In a ‘major milestone’ for the Affordable Care Act, 30% of Medicare payments are now done through alternative payment models.
Hardly a year after declaring its ambitious policy to tie reimbursement to quality of care, the U.S. Department of Health and Human Services declared on the day of March 3 that 30% of Medicare payments are now tied to alternative payment models, like ACOs.
The target was reached almost a year ahead of schedule, in accordance to HHS, which touts the fact that more than ten million Medicare sufferers are now getting higher-quality and more coordinated care.
In the month of January 2015, HHS set big targets to move thrity of Medicare to value-based arrangements by the end of the year 2016. With 121 latest ACOs declared in the month of January, along with higher contributor participation than hoped in other alternative payment programs, the agency claims it has already achieved it.
Its thanks in large part to Affordable Care Act-enabled initiatives like the Medicare Shared Savings Program and the CMS (Center for Medicare and Medicaid) Innovation, which permitted for the testing of latest cost- and quality-conscious APMs, stated HHS Secretary Sylvia Burwell.
“Making better the quality and affordability of care for entire Americans has always been a pillar of the Affordable Care Act, alongside extending access to health care,” claimed Burwell in a statement. “The law offers us the tools to put sufferers at the center of their care, improve quality and help make care more affordable over the long term.”
At HIMSS16 this week, more than 40,000 healthcare experts from around the country gathered in the state of Las Vegas, many of them here to learn about technologies and methods that can assist them to acquire the benchmarks essential for value-based payment models: interoperability tools for more coordinated and connected care, data analytics for population health, patient engagement technology and more.
“We reached this target in partnership with the thousands of contributors who collaborated with us in innovation,” claimed Patrick Conway, MD, deputy administrator for innovation quality and chief medical officer at CMS, in a statement. “It is in our common interest – as patients, contributors, businesses, health policies, taxpayers – to develop a health care delivery system that delivers better care; spends health care dollars more wisely; and makes people and communities healthier.”

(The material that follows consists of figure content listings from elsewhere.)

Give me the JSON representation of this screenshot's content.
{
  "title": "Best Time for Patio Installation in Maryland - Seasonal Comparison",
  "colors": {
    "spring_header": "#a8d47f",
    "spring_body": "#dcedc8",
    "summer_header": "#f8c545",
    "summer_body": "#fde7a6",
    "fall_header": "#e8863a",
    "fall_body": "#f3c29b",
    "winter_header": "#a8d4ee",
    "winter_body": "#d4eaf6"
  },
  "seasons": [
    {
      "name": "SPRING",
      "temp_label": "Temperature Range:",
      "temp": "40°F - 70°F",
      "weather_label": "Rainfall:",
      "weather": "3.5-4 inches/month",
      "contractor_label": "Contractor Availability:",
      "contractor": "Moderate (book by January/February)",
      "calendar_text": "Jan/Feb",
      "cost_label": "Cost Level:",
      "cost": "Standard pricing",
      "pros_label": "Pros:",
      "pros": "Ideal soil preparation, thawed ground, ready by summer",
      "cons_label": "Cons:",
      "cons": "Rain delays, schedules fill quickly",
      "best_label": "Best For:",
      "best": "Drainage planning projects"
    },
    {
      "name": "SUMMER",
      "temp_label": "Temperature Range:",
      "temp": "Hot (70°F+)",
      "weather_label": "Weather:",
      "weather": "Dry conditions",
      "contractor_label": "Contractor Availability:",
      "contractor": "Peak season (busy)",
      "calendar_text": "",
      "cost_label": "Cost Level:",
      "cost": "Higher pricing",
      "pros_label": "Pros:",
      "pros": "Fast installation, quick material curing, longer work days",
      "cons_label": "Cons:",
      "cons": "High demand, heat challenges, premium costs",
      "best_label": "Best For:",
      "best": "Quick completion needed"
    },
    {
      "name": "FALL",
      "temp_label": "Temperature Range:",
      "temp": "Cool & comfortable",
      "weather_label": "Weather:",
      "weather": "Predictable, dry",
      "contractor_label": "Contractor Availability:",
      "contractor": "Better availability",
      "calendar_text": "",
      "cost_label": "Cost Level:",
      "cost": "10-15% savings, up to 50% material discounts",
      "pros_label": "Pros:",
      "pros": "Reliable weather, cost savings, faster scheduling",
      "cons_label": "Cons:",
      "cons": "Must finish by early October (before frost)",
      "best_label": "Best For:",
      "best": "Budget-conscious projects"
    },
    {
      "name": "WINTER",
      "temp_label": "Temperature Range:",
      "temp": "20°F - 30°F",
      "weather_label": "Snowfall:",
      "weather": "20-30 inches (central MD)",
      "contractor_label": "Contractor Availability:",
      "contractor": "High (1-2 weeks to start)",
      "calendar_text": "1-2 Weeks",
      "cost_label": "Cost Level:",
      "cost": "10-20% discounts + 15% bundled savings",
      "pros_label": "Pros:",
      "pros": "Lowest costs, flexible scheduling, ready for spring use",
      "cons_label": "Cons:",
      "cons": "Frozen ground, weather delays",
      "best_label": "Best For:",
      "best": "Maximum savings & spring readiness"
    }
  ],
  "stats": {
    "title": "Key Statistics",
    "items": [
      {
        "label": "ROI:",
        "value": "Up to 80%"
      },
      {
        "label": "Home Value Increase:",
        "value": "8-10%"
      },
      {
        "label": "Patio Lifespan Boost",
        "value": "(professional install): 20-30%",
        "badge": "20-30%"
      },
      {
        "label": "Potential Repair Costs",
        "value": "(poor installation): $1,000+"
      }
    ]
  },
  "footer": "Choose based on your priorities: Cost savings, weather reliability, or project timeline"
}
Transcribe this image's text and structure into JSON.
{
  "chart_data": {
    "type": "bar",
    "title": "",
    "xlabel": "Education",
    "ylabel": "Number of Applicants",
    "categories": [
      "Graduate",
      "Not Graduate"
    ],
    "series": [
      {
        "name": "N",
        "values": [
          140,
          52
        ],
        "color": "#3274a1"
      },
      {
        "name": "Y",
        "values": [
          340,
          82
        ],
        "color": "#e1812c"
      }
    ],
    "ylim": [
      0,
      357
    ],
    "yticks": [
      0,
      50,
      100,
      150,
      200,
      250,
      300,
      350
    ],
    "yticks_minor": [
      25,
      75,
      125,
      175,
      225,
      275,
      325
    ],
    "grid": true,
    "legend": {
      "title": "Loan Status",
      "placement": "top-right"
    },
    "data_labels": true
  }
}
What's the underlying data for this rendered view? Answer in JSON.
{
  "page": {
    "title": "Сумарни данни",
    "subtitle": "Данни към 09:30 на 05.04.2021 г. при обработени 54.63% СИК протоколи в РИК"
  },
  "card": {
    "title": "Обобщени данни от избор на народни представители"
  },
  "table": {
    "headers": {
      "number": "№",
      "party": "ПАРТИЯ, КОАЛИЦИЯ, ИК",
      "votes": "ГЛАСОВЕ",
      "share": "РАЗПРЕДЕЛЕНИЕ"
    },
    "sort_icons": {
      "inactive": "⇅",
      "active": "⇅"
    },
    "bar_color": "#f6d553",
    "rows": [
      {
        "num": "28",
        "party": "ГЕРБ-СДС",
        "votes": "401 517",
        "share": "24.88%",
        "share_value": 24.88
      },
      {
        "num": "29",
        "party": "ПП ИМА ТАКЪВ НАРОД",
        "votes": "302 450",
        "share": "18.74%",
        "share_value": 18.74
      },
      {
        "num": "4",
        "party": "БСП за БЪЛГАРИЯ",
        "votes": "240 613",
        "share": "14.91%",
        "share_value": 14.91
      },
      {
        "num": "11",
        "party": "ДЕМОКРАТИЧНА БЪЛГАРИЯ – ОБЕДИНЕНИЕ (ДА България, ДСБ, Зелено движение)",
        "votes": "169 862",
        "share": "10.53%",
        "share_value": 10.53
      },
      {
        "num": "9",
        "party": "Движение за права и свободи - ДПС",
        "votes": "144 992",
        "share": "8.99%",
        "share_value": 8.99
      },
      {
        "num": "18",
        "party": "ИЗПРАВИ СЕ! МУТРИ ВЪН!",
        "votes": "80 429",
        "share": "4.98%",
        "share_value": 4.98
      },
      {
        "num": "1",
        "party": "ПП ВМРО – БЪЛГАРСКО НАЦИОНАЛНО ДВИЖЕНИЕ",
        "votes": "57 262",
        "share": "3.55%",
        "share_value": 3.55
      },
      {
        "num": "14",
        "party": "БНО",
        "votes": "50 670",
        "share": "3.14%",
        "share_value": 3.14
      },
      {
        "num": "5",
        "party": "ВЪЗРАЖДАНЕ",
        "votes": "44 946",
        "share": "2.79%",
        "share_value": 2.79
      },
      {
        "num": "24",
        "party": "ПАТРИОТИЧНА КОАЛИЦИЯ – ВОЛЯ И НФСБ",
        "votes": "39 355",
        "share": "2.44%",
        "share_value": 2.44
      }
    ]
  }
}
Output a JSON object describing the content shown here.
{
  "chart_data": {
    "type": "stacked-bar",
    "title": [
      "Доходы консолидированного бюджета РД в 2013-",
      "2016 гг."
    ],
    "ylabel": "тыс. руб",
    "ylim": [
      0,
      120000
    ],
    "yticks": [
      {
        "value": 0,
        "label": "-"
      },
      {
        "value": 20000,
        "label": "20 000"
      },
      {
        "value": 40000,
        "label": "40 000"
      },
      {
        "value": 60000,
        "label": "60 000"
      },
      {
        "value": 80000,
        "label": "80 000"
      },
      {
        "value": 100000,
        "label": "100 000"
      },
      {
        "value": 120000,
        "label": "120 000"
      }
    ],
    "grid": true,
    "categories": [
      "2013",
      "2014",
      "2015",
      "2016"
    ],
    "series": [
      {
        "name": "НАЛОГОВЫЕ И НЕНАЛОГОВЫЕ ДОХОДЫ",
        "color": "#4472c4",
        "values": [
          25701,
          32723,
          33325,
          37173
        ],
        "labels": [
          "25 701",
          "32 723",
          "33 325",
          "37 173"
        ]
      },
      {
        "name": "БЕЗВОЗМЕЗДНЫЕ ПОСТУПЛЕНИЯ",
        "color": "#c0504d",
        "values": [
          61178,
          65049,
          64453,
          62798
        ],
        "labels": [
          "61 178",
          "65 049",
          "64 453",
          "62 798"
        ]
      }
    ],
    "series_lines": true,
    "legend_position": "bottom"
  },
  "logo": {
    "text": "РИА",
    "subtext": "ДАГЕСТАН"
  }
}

There are 477 Medicare ACOs participating in the Shared Savings Program and the Pioneer ACO Model combined. In the year 2014, these programs produced a total net savings of $411 million. ACOs represent about 3 quarters of development toward the target declared today, in accordance to HHS, which says these gains will sustain to rise over the course of the year, with the initiation of the Comprehensive Care for Joint Replacement model and the Oncology Care Model in the year 2016.
Today’s assumptions and estimates were evaluated by the independent Centers for Medicare & Medicaid Services Office of the Actuary, which multiplied the number of Medicare beneficiaries in alternative payment models by the anticipated cost of their care, then comparing that figure to projected Medicare fee-for-service spending. As of the month January 2016, CMS estimates roughly $117 billion out of a projected $380 billion Medicare fee-for-service payments are tied to APMs.